The accuracy of the intraoperative angiography was evaluated in a series where repeated angiograms were obtained in 95 patients postoperatively and they corresponded in 95 % [4]. This small difference can be explained by the absence of 3D imaging in that series, which is a valuable tool to evaluate the vessels and aneurysm residuals without interference of incidences, superposition, or 2D artifacts.
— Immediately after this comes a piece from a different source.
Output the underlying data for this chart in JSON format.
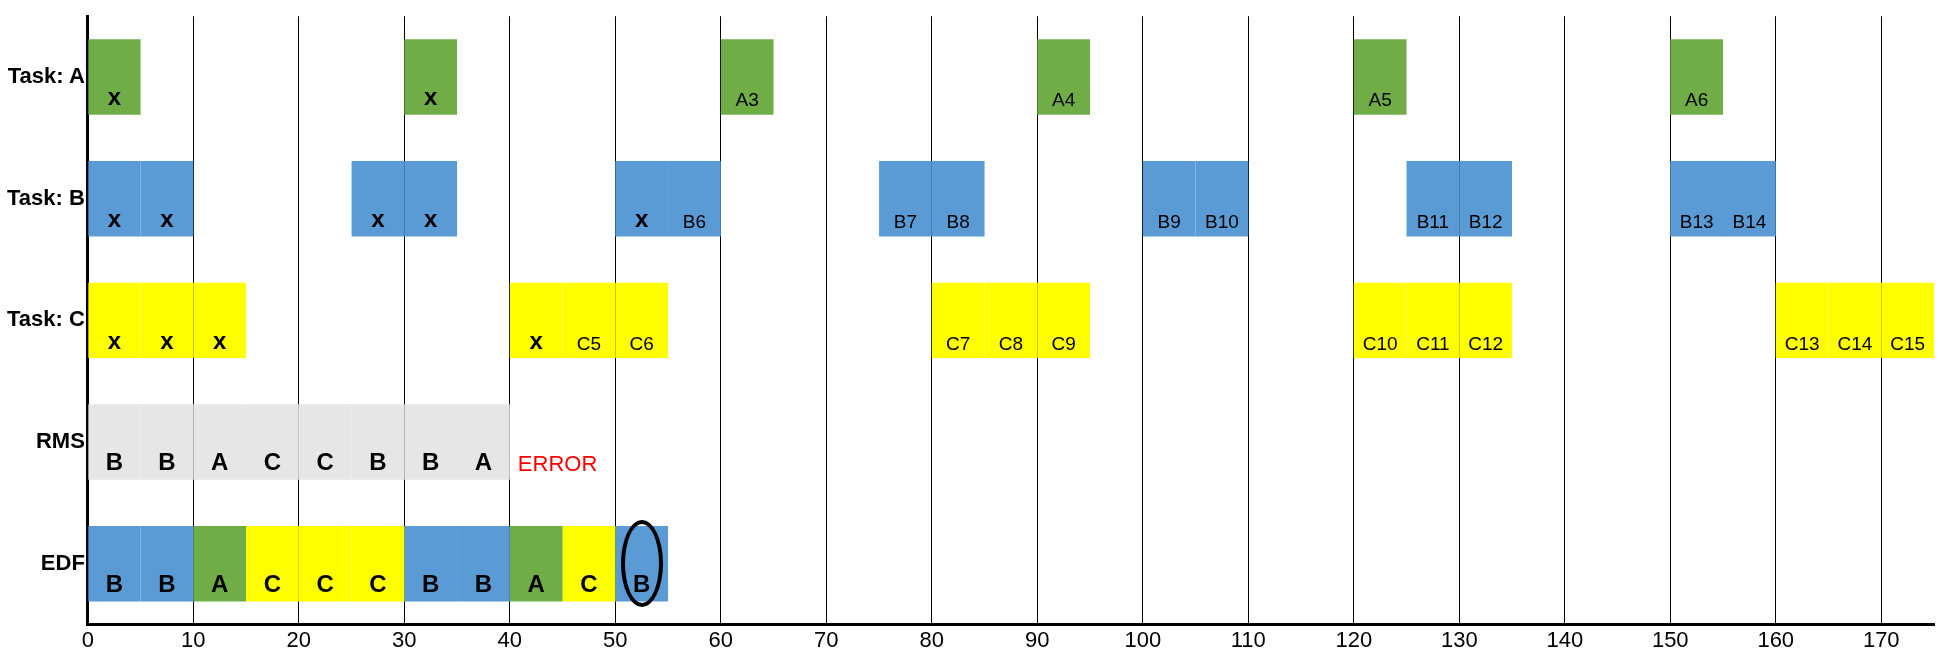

Figure 40.4 shows an example of a posterior residual in aneurysm of the anterior communicating artery visible only due to the 3D rotational image and otherwise undetectable on 2D. Unexpected findings in postoperative consecutive angiograms have been reported to be around 12 % [2, 9]. Macdonald reported on 66 patients harboring 78 cerebral aneurysms who underwent postoperative angiography [13]. The benefit of intraoperative angiography is well demonstrated, and we advocate for all surgical procedures for treatment of intracranial aneurysms [1].